I vomited blood last night after waking up around 2am feeling nauseous. It then settled for awhile and I had a second vomit about half an hour later. This time there were sesame seed sized black bits in my vomit.
Focused Hx: Did not wretch before vomiting. Denies abdo pain. Denies urinary (freq, noct, dys) sx, constipation/diarrhoea, Otherwise well nil meds nil medical hx.
O/E: Dry membranes, BP 100/65, HR 75. Afebrile. Abdo tender on deep palp of LLQ and L renal angle otherwise SNT bowel sounds present, no organomegaly. FWT trace blood nil leuks nil nitrates.
Ix: FBE U&E CRP LFT Amylase/Lipase normal. AXR (erect/supine) mild fecal loading otherwise n.
She looks a bit dry so you start her on 4/24 1000ml N. Along with this 40mg Esomeprazole is given as well.
The investigations came back and you are just about to discharge the patient with an outpatient gastroscopy referral when the nurse calls you out:
ATSP: pt has a BP of 90/59
You quickly examine the patient. Her ex findings are the same as before. GCS 15 alert and communicative. The bag is nearlly empty so she has been transfused roughly 800ml in the past three hours.
What would you do next?
1. Give additional Esomeprazole 40mg iv stat.

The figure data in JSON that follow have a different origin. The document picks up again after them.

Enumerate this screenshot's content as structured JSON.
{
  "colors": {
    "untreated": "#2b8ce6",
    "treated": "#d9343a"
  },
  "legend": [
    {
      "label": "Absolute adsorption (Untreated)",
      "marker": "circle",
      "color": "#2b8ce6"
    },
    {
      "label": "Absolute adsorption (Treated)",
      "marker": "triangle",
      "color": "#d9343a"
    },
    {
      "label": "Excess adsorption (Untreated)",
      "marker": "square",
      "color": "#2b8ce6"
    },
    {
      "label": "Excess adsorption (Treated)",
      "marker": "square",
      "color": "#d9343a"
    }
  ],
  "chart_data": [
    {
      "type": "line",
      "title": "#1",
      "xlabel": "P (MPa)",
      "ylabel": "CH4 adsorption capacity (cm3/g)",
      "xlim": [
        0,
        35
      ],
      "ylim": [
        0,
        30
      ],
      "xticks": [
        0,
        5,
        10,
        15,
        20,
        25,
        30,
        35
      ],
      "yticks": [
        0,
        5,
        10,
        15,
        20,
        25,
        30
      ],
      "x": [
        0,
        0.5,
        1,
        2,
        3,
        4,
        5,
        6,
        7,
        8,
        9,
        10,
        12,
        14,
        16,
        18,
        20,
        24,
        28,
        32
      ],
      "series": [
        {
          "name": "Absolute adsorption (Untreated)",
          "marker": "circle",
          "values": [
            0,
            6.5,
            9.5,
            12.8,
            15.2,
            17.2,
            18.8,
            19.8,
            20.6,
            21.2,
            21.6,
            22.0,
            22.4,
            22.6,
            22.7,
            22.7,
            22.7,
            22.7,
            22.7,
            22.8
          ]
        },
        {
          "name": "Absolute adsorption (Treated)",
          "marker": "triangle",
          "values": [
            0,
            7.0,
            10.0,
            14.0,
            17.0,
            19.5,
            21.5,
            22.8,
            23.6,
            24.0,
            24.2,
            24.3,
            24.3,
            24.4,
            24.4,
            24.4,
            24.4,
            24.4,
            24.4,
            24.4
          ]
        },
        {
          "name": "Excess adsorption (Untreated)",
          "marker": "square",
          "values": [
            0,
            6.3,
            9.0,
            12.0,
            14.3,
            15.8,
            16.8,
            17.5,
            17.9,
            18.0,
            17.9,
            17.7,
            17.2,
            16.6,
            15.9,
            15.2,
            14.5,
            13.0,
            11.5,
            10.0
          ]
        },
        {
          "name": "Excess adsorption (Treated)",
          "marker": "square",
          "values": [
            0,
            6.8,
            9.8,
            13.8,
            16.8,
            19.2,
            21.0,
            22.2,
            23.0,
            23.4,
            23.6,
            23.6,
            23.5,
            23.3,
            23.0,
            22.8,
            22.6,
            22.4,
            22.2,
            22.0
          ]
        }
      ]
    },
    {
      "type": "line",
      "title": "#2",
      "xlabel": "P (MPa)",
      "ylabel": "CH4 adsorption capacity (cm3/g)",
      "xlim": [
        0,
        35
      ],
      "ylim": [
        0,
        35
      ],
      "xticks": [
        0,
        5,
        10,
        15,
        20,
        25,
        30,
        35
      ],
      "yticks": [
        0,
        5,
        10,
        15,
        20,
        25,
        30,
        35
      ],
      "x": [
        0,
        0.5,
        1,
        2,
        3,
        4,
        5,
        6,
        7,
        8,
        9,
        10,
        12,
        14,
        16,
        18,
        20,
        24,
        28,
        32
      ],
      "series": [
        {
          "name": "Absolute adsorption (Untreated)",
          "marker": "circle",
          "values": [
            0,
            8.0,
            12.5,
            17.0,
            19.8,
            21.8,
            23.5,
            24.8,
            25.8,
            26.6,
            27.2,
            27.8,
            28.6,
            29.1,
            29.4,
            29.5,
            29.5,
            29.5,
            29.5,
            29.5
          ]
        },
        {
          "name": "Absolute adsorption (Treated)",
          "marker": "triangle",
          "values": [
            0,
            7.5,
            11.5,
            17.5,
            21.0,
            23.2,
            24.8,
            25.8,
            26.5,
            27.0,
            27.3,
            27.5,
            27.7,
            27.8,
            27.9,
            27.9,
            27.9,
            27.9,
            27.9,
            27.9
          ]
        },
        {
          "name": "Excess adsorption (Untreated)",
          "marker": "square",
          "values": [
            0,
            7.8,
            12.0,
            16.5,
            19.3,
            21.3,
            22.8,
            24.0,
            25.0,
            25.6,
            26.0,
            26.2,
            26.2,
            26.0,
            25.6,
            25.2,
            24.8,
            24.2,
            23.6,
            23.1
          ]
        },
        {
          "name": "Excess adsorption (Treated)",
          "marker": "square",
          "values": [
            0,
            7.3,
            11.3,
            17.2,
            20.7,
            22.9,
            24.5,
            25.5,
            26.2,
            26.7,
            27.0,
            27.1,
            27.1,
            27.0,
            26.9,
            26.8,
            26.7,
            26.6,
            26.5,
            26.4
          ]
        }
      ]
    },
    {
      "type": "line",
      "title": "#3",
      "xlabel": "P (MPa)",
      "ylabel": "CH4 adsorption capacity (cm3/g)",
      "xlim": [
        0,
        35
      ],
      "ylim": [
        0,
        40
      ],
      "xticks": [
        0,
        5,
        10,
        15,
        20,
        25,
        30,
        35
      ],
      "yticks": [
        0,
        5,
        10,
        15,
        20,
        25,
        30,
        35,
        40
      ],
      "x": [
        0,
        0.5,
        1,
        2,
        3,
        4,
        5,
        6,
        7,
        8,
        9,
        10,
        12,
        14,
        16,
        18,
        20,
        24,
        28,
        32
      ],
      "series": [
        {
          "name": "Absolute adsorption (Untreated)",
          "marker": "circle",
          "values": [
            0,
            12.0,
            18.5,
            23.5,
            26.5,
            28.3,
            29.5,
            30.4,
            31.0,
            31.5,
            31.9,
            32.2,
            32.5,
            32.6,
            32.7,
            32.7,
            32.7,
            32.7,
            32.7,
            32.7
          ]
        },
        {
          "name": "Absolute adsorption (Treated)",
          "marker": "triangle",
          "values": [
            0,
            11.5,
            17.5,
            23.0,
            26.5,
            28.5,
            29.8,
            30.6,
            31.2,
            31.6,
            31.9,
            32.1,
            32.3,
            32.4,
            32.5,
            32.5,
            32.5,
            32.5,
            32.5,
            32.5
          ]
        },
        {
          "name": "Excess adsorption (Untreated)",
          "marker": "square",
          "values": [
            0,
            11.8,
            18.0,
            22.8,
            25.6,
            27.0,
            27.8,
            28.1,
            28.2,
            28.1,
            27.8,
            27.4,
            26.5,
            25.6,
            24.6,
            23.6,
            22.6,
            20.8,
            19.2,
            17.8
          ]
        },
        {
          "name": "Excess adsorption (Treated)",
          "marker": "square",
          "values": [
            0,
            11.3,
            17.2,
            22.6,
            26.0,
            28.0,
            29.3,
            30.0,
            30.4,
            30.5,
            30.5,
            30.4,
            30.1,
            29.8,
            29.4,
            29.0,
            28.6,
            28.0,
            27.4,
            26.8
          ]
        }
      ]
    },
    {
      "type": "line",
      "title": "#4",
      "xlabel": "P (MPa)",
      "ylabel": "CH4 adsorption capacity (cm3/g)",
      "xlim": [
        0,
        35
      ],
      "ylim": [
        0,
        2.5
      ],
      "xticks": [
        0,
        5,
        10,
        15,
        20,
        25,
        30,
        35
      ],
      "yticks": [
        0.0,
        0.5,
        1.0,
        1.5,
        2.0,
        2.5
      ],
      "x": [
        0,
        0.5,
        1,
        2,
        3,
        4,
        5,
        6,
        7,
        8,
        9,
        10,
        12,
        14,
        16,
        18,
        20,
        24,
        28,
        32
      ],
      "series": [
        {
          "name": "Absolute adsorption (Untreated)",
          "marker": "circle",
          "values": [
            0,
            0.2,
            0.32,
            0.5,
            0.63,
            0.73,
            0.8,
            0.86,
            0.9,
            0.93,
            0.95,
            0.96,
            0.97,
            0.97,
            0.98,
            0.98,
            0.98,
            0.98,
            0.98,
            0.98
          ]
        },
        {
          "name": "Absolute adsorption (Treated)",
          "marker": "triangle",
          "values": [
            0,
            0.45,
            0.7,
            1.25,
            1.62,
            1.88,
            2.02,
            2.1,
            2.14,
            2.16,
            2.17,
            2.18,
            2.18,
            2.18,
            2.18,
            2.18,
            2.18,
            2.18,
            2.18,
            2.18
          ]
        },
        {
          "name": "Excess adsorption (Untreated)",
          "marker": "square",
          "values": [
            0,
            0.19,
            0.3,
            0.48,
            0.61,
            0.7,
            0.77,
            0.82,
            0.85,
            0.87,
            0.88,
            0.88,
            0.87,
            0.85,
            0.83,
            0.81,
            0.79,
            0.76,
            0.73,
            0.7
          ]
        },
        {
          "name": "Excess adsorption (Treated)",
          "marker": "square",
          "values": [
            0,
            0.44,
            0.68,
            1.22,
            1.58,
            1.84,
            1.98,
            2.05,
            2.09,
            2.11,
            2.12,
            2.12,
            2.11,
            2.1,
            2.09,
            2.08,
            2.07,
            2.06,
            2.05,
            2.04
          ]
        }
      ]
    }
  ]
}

2. do not send home a patient with a bp of 90/60.
3. i/v bolus 250ml N. Saline and monitor BP.
She then stabilizes and maintains a BP of > 105/60 over the next two hours.
Surgical Registrar: Pt is for Cat-1 outpatient gastroscopy then r/v at a gastroenterology clinic.
Review: Upper Gastrointestinal Bleeding
Peptic Ulcer Disease: Mid/epigastric tenderness and pain. NSAIDs. Can present as coffee ground vomit.
Oesophagitis: Dysphagia, hx GORD
Mallory-Weiss Tear: Tends to be preceeded by wretching.
Oesophageal Varices: Sx of portal hypertension. Context of chronic liver disease. ETOH. Abdo varices.
Rare causes such as AV malformations, tumors, and gastric varices.
Essential Management:
1. Start PPI.
2. Monitor for hypovolaemic shock. Consider Surg/ICU.
3. Gastroscopy.
The real question is how urgent a gastroscopy needs to be done.